Boys
Winona Ryder, John C. Reilly, Lukas Haas
Directed by Stacy Cochran
For a movie that basically puts a '90s spin on Snow White and the Seven Dwarfs, with Winona Ryder as a runaway babe given shelter by horny teens in a prep-school dorm, Boys should be more fun. For a movie adapted from the short story "Twenty Minutes," by the gifted James Salter, Boys should be more literate. For a movie written and directed by Stacy Cochran, whose 1992 debut, My New Gun, heralded an astute new talent, Boys should be more, well, astute. Instead, Cochran's fable flounders in search of a wryly comic tone that remains stubbornly elusive.
Too bad. Cochran begins the tale with a promising air of mystery, as a cop (the invaluable John C. Reilly) calls on Patty Vare (Ryder) at her Maryland home to ask about a car stolen the night before and about the disappearance of Bud Valentine (Last Dance's Skeet Ulrich), a hot pitcher for Pittsburgh. A nervous Patty claims ignorance and hops on her horse for an afternoon ride. When the horse rears and she's knocked unconscious, Patty's found by Baker (Lukas Haas), a senior at the tie-and-jacket Sherwood School for Boys.

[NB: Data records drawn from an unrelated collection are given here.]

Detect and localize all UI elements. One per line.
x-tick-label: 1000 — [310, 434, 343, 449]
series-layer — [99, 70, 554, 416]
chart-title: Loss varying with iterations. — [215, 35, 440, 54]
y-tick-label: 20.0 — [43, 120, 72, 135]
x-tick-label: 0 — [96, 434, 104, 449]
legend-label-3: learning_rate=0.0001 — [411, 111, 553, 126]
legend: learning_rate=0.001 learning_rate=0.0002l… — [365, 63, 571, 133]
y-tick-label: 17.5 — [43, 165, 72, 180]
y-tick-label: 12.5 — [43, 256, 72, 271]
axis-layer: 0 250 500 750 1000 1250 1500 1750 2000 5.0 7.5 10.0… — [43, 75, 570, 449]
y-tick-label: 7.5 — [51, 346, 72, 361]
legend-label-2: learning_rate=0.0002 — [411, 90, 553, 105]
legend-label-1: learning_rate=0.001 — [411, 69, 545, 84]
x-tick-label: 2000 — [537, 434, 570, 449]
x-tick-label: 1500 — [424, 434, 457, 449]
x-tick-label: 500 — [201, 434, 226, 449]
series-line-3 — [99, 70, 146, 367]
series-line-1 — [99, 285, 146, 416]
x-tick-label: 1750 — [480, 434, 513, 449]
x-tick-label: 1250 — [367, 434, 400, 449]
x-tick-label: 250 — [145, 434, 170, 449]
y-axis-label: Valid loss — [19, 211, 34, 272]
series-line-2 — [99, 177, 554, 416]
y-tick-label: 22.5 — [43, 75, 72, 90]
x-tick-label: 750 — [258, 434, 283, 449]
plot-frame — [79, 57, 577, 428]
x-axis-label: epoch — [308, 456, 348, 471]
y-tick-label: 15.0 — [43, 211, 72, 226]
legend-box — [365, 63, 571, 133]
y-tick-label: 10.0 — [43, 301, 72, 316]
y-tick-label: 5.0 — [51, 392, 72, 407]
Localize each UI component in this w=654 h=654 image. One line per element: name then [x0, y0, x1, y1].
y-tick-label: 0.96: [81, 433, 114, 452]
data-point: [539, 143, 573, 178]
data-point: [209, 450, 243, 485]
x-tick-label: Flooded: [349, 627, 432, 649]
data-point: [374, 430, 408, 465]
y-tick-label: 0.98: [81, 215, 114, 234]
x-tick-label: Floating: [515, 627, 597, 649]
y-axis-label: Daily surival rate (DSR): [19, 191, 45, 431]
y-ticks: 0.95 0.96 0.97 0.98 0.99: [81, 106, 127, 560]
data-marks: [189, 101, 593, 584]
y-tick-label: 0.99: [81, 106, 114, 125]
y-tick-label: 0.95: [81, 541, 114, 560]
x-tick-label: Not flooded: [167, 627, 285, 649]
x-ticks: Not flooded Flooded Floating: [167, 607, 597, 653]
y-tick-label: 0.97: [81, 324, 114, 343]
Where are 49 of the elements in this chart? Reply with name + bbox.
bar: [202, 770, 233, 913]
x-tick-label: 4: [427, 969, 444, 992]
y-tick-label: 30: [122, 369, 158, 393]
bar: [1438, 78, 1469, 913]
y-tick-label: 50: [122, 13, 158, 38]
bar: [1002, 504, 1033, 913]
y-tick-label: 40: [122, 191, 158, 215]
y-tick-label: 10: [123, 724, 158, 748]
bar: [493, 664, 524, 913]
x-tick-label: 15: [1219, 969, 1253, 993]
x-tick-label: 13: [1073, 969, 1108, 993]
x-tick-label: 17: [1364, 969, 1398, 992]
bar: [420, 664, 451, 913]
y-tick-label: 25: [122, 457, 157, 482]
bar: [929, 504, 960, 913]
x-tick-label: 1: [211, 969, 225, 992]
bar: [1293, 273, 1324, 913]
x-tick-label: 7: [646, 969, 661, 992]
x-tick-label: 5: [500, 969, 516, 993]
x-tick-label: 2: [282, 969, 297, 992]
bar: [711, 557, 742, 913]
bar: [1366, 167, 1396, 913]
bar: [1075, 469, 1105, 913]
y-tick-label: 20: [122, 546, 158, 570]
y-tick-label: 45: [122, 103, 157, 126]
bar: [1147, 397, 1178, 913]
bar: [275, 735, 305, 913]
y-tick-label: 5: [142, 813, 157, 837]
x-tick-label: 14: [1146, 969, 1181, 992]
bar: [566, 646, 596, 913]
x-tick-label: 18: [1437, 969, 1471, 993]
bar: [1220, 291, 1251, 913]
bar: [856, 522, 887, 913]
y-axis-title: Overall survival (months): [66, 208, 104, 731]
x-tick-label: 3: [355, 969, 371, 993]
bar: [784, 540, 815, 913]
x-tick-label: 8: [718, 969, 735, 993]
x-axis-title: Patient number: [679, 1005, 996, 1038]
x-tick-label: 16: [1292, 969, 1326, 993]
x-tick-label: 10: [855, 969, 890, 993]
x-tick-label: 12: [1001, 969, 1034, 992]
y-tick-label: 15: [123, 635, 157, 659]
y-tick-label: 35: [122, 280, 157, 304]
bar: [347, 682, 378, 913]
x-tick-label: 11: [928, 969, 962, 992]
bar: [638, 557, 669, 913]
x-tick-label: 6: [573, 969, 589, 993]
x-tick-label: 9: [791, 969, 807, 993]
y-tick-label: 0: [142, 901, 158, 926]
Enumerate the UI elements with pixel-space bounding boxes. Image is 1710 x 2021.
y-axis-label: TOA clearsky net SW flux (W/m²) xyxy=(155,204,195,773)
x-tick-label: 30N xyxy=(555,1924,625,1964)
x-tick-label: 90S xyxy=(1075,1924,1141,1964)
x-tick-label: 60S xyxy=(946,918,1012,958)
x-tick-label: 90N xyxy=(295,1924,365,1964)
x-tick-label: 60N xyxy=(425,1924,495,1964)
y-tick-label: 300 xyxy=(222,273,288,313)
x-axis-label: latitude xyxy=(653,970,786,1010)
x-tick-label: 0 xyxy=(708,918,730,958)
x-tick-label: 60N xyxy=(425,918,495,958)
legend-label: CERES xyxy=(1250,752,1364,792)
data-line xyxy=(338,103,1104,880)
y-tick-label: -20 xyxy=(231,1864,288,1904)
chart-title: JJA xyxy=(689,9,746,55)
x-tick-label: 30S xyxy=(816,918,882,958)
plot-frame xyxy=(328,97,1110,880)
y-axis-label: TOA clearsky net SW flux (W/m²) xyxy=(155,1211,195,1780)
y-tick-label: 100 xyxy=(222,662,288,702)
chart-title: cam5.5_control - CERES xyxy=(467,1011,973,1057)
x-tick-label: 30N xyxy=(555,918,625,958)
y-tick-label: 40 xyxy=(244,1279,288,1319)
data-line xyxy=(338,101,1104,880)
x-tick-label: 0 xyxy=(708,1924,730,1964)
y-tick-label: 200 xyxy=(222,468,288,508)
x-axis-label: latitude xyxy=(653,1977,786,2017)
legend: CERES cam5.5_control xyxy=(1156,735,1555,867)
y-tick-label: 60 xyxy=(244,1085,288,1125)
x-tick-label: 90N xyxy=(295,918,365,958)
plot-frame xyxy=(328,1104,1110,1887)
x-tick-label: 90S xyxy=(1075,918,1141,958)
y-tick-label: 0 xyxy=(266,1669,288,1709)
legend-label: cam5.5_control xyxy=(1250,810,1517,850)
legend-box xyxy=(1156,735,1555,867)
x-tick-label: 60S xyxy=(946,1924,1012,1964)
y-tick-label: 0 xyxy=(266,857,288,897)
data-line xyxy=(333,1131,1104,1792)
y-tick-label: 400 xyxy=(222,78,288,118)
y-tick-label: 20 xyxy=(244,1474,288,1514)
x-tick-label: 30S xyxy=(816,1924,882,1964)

Baker is so besotted by this sleeping princess that the younger students tease him about the "boner" in his pants. But soon the dwarfs, er, boys are all doing little favors for Patty. She doesn't want to go home or to a hospital. Baker does it her way, even when she entices him to join her at a local fair for a few beers and a roll in the grass – offenses that could get him expelled. Ryder and Haas (the big-eyed Amish boy from Witness is now past puberty) make adorable flirts. But the fuss the film tries to stir about the kid and the older woman doesn't fly since Ryder, at 24, still looks like jailbait no matter how much she smears Patty with lipstick and badass attitude.
More damagingly, the film lacks the dangerous edge of Salter's haunting story. Flashbacks to Patty's night with Bud don't resonate with the terror of a life thrown out of balance. The happy ending is a miscalculation. It's fine for Snow White to go out with a smile and a song; Patty Vare needed to lie down with darkness.